Swarms are most useful when the problem is underdefined, and the right answer is uncertain. The logic is straightforward: when you do not know which path will work, you increase your odds by exploring several in parallel. Then you choose. This is also why modern deliberative AI methods increasingly try more than one candidate reasoning path before choosing an answer: broader exploration increases the chance of finding a better option before committing.

An assembly line is built for sequential execution. Work is broken into structured steps: extract, validate, approve, execute, log, each with clear controls. 

Assembly lines perform best when tasks are repeatable, and the cost of error is high. Here, too, the logic is simple. Strong operations depend on consistency. You want few surprises, clean handoffs, auditable decisions, and measurable improvement over time. Assembly lines do not need to be clever. They need to be reliable.

The decision rule 

Ask two questions: How uncertain is the task? And how expensive is a mistake?

If uncertainty is high, favour a swarm. If the cost of error is high, favour an assembly line. If both are high, use both in sequence: start with a swarm to explore the options and define the rules, then move to an assembly line to apply those rules consistently at scale.

What this looks like in practice

It is Monday morning, and you need a clear recommendation by Wednesday: Should we enter Market X, and if so, how?

That is not a single analysis. It is a bundle of questions involving unit economics, competitor response, regulatory constraints, channel viability, and customer willingness to switch.

A swarm works well here because the task requires exploration and benefits from multiple perspectives. One agent models the economics, another maps the competitive landscape, a third pressure-tests regulatory and reputational risk, and a fourth develops go-to-market options.

The decision still belongs to you. What changes is the speed and quality with which credible options emerge, along with a sharper definition of the question you are actually deciding.

Now consider vendor onboarding, refunds, credit issuance, or any process that touches compliance, money, or trust.

In these settings, “mostly right” is still wrong, because small errors compound. A handful of incorrect payouts becomes real money. A few compliance misses turn into audit exposure.

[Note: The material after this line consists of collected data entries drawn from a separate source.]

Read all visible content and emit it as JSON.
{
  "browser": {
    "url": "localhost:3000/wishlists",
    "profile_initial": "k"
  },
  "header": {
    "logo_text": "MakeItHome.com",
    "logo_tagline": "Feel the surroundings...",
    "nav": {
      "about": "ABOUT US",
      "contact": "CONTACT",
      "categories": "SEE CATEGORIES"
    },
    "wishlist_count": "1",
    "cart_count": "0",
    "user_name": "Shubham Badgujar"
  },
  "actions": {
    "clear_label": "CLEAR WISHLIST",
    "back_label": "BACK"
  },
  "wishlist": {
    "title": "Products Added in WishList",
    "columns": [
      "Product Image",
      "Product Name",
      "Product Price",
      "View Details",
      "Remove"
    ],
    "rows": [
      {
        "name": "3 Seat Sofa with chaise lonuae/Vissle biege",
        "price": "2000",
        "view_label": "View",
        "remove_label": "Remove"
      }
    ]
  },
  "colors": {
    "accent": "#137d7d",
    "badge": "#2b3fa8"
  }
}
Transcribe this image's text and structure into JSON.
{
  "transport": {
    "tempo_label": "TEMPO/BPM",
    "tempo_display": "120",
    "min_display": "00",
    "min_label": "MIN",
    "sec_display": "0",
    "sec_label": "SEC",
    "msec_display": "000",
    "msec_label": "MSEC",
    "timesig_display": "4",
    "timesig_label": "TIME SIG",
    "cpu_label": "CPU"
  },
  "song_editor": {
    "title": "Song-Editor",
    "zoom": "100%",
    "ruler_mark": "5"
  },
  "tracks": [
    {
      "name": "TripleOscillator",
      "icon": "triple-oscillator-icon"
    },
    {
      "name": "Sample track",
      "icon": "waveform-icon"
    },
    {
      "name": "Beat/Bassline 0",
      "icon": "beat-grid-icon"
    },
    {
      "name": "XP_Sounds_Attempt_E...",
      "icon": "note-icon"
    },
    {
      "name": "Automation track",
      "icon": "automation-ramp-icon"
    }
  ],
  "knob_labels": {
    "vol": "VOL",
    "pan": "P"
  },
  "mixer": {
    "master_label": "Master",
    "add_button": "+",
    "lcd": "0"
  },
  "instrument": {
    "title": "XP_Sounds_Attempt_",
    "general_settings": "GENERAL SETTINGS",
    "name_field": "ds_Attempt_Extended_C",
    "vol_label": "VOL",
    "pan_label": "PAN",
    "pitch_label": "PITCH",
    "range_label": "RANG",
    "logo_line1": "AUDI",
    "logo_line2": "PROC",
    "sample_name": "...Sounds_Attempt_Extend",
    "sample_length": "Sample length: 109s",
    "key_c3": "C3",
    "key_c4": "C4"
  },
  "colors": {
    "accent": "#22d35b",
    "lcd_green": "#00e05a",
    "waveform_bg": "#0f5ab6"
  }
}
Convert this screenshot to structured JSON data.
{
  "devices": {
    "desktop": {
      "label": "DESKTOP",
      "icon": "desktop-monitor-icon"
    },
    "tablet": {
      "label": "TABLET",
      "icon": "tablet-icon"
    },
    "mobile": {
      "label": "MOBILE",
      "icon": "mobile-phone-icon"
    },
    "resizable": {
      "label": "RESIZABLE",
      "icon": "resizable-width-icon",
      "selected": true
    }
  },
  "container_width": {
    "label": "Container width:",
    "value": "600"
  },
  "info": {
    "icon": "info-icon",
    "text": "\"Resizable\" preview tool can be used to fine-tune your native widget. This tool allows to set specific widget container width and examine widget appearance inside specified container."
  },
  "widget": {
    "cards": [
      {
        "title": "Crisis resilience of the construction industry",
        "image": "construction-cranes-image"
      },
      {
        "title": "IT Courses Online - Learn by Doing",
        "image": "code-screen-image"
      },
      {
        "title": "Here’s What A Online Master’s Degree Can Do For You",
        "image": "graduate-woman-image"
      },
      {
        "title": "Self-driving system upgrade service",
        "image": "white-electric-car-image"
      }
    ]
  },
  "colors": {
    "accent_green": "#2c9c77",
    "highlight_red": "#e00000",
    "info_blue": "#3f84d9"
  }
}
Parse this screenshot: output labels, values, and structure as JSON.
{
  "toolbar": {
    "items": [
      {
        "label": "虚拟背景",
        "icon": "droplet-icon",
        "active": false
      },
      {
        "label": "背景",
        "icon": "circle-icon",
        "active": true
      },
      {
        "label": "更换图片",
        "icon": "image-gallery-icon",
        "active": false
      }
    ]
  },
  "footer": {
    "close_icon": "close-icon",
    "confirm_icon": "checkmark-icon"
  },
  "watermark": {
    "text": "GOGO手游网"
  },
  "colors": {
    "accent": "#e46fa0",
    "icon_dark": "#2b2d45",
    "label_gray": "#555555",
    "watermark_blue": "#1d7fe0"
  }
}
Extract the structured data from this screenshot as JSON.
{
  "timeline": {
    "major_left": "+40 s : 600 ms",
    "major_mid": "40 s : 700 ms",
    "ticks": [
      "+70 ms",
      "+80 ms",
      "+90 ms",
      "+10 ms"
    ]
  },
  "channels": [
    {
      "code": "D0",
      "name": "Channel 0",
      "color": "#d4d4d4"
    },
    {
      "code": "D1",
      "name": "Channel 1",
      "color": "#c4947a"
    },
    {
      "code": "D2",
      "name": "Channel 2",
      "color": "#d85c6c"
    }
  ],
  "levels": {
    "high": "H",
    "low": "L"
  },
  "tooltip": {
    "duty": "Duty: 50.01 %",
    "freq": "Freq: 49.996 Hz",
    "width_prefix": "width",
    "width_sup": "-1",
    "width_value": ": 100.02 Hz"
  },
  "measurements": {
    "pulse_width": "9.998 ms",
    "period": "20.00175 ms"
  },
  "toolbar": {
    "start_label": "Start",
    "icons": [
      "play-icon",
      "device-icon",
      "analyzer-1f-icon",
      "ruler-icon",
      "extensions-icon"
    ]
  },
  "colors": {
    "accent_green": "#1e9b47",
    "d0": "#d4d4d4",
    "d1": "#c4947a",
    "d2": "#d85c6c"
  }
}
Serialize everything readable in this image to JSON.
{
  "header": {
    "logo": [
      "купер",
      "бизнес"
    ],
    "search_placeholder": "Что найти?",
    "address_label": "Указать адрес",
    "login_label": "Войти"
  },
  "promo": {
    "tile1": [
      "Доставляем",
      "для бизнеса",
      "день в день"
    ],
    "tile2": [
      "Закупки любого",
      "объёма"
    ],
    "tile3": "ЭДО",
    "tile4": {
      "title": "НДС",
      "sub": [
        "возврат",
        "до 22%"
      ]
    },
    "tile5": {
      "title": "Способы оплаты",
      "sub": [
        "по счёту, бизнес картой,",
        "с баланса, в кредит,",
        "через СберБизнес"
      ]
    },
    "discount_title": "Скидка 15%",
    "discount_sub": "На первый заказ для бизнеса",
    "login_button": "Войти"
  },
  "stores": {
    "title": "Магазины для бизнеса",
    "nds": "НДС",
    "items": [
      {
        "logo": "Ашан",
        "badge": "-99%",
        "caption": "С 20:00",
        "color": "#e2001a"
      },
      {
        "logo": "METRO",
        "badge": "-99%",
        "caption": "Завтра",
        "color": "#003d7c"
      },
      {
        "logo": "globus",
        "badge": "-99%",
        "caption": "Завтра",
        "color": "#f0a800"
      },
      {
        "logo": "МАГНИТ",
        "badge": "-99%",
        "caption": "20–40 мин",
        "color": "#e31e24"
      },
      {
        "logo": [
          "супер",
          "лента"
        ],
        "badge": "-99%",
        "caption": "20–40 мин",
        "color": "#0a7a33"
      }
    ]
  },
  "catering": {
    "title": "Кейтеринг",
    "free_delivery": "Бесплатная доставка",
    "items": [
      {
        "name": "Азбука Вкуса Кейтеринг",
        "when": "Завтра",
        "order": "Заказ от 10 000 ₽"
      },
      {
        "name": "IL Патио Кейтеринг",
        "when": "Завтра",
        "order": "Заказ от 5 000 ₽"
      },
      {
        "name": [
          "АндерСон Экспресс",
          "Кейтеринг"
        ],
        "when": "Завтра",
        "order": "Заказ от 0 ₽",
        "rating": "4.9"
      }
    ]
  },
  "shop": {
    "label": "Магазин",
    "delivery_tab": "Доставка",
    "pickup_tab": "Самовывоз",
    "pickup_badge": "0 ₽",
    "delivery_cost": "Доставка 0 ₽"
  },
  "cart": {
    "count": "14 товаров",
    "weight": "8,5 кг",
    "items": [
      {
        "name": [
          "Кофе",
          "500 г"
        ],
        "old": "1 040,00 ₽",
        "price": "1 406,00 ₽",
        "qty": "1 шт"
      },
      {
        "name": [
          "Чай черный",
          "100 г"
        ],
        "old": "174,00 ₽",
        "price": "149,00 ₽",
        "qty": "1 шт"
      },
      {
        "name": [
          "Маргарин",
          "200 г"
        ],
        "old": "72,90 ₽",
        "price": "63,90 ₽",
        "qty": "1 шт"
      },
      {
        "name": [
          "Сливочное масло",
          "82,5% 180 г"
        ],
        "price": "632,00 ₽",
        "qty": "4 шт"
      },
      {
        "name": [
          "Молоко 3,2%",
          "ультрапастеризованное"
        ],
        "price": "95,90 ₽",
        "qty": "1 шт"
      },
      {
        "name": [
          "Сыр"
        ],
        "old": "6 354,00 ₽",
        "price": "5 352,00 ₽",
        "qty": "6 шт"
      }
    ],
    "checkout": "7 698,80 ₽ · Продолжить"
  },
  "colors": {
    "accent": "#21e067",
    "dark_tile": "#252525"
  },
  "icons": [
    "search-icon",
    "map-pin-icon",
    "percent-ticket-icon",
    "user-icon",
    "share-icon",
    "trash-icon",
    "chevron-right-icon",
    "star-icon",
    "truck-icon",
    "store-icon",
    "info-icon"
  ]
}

An assembly-line design builds in the right controls: document intake, validation, approval, execution, and logging. This architecture is naturally auditable because each step leaves a record and has a clear pass/fail criterion.

That is not bureaucracy. It is what makes delegation scalable and safe.

The real question is not what tool to deploy, but how work should be structured.

The cost of choosing the wrong architecture

Using the wrong architecture creates predictable failure modes.

When leaders use a swarm for high-stakes execution, they create coordination overhead: too many outputs, inconsistent recommendations, and time lost resolving conflicts.

When leaders use an assembly line for strategic exploration, they get a tidy answer to the wrong question. The pipeline produces something clean and structured even when the underlying problem has not yet been properly framed.

This choice matters even more because agents increasingly do more than generate text. They create tickets, draft contracts, update records, and trigger workflows. As agents move from advising to acting, organisational design becomes the real challenge.

Companies need to redesign roles and workflows around how agents operate rather than simply dropping agents into existing structures. The challenge is not just technical, it’s organisational too.

From tools to organisational design

The shift to agent-based work requires more than deploying new tools. It demands rethinking roles and workflows, and understanding when and how technology can be effective.

Swarms and assembly lines are not competing ideas. They are different architectures for different kinds of work. Organisations need to design around how agents operate and not just insert them into existing structures.

That is when agents stop being an impressive demo and start delivering real operational value.

Alessandro Lanteri is Full Professor of Strategy at ESCP Business School (Turin campus), where he teaches and directs executive education programmes. An expert educator, he helps organisations seize the opportunities of turbulent environments. His book “CLEVER” became an international bestseller. His latest book, “Innovating with Impact,” is published by The Economist. His next book “Strategy Reloaded” will be published by The Economist in 2027.